Hubert P. war als Kraftfahrer im Fernverkehr tätig. Nachdem er diverse Male mit Alkohol am Steuer erwischt und deswegen auch verurteilt wurde, hat sich sein Arbeitgeber von ihm getrennt. Hubert P. überlegt sich, dass er eh die Nase voll hat von der ständigen Abwesenheit von zu Hause im Fernverkehr.

Er bewirbt sich daher als Lagerist. Bei der Einstellung verneint er die Frage, ob er jemals wegen Verkehrsdelikten verurteilt oder gegen ihn ermittelt worden sei.

Da der Arbeitgeber bei einem Lageristen kein berechtigtes Interesse an dieser Information hat, durfte Hubert P. lügen. Der Arbeitgeber wird nicht mit einer Kündigung oder Anfechtung durchkommen, wenn er von der Lüge erfährt.

Beispiel 2: Vorstrafe mit Bezug zur Tätigkeit

Nach einigen Monaten als Lagerist wird Hubert P. die neue Tätigkeit doch zu langweilig. Er möchte wieder „auf die Straße“ zurück. Allerdings geht ihm der Fernverkehr noch immer auf die Nerven.

Er bewirbt sich daher als Kurierfahrer.
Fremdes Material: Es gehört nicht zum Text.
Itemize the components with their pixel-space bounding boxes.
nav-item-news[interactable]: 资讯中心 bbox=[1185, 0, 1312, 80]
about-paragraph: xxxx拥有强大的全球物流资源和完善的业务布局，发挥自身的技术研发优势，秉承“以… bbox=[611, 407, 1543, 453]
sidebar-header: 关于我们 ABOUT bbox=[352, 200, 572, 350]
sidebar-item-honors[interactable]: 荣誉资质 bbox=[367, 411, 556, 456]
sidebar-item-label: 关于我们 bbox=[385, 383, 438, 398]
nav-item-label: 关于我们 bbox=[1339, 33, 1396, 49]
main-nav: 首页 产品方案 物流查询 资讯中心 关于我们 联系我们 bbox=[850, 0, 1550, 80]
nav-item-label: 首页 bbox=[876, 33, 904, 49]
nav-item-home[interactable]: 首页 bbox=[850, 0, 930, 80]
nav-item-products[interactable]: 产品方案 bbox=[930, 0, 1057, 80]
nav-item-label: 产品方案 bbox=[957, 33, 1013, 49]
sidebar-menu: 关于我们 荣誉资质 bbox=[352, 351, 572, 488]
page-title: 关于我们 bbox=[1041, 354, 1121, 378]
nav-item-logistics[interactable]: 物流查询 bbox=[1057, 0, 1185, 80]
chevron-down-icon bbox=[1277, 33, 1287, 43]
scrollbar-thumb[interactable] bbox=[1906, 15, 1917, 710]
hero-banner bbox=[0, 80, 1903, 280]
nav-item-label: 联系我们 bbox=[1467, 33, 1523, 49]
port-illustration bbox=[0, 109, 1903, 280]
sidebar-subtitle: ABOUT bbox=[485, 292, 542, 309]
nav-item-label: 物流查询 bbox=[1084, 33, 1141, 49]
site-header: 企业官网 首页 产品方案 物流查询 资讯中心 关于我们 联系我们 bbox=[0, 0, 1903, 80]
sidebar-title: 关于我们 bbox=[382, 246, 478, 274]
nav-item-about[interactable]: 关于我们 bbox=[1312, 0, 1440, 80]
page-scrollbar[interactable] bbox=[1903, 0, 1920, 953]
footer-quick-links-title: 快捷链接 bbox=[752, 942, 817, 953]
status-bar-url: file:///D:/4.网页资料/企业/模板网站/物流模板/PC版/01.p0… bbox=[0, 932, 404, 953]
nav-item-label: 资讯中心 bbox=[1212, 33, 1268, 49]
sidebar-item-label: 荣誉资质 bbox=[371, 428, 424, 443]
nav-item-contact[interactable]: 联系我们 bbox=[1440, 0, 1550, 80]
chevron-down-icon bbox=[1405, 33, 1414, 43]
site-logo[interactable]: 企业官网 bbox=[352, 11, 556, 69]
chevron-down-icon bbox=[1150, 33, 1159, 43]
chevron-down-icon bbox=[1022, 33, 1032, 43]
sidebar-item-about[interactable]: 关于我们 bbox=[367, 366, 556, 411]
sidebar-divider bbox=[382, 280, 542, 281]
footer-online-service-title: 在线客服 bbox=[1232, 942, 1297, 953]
Das Kurierfahrzeug – ein kleiner Transporter – hält zwar keinen Vergleich mit seinem früheren stolzen Lkw aus, aber immerhin sitzt er wieder hinter dem Steuer und hat etwas Abwechslung. Bei der Einstellung verneint er wiederum die Frage nach den Verkehrsdelikten.

Da es um eine Tätigkeit als Fahrer geht, hat der Arbeitgeber hier ein berechtigtes Interesse an der Frage. Daher muss Hubert P. eine fristlose Kündigung und/oder eine Anfechtung des Arbeitsvertrags durch den Arbeitgeber fürchten, wenn die Sache auffliegen sollte.

AGG und Datenschutz sind besonders zu beachten

Besonderes Gewicht kommt in diesem Zusammenhang dem Allgemeinen Gleichbehandlungsgesetz (AGG) und der Datenschutz-Grundverordnung sowie dem Bundesdatenschutzgesetz (BDSG) zu.

§ 1 AGG verbietet eine Diskriminierung wegen eines der folgenden Merkmale:

  • Rasse
  • ethnische Herkunft
  • Geschlecht
  • Religion oder Weltanschauung
  • Behinderung
  • Alter
  • sexuelle Identität

Lässt sich eine Diskriminierung an einem dieser Merkmale festmachen, setzt dies den besonderen Mechanismus des AGG in Gang.

Interessant und vorteilhaft für Mitarbeitenden bzw. Bewerbenden sind dabei vor allem 2 Regelungen:

  1. Gemäß § 22 AGG müssen Sie als Mitarbeiter*in oder Bewerber*in eine Diskriminierung nicht nachweisen, sondern nur Indizien dafür vorbringen. Das kann eine erhebliche Erleichterung im Prozess darstellen. So reicht es z. B. aus, wenn eine Stellenanzeige nicht geschlechtsneutral formuliert ist.
  2. Eine weitere wichtige Regelung des AGG besteht darin, dass es nicht nur Schadenersatz, sondern auch Schmerzensgeld vorsieht (§ 15 Abs. 2 AGG („Entschädigung wegen Nichtvermögensschaden“)).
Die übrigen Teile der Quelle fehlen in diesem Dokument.